P14088 [ICPC 2023 Seoul R] Fraction

A basic fraction can be represented by three integers $(a,b,c)$ which denotes $a+\dfrac{b}{c}$ where $1\le a,b,c\le 9$. An extended fraction has the form of $(a',b',c')$ where $a'$, $b'$ and $c'$ may be integers between one and nine or other extended fractions. Note that a basic fraction is also an extended fraction, and the length of the fraction is finite. Given an extended fraction, we want to express its value as irreducible fraction. For example, the irreducible fraction of $((1\ 2\ 4)(5\ 2\ 3)(4\ 3\ (2\ 7\ 3)))$ is as follows. $$\left(1+\dfrac{2}{4}\right)+\cfrac{5+\cfrac2 3}{4+\cfrac 3{2+\cfrac 7 3}}=\dfrac {991} {366}$$ Given a string form of an extended fraction, write a program that converts the extended fraction into the irreducible fraction.

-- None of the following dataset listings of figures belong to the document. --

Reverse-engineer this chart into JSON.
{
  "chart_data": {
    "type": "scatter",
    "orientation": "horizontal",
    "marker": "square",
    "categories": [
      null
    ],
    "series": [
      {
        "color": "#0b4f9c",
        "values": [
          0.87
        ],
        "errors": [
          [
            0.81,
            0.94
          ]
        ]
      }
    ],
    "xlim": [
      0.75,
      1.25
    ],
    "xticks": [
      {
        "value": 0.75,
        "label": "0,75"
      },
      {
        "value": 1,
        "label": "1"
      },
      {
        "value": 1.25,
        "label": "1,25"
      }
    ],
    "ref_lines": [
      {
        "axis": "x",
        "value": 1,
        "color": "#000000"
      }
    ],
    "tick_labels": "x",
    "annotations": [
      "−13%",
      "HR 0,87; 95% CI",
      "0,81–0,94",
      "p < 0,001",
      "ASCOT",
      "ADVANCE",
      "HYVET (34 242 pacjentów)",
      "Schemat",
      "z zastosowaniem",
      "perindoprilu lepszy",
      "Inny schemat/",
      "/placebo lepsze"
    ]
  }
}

Your program is to read from standard input. The input starts with a line containing one integer $n$ ($2 \le n\le 100$), where $n$ is the number of symbols which are parentheses and digits between $1$ and $9$. The second line contains symbols, separated by a space, which represent an extended fraction.

Your program is to write to standard output. Print exactly one line. If the answer is $x/y$ the line should contain two integers $x$ and $y$, which are relatively prime to each other. Otherwise, (for example, when the input is not valid) print `-1`. You will need 64-bit integers to get the correct answer.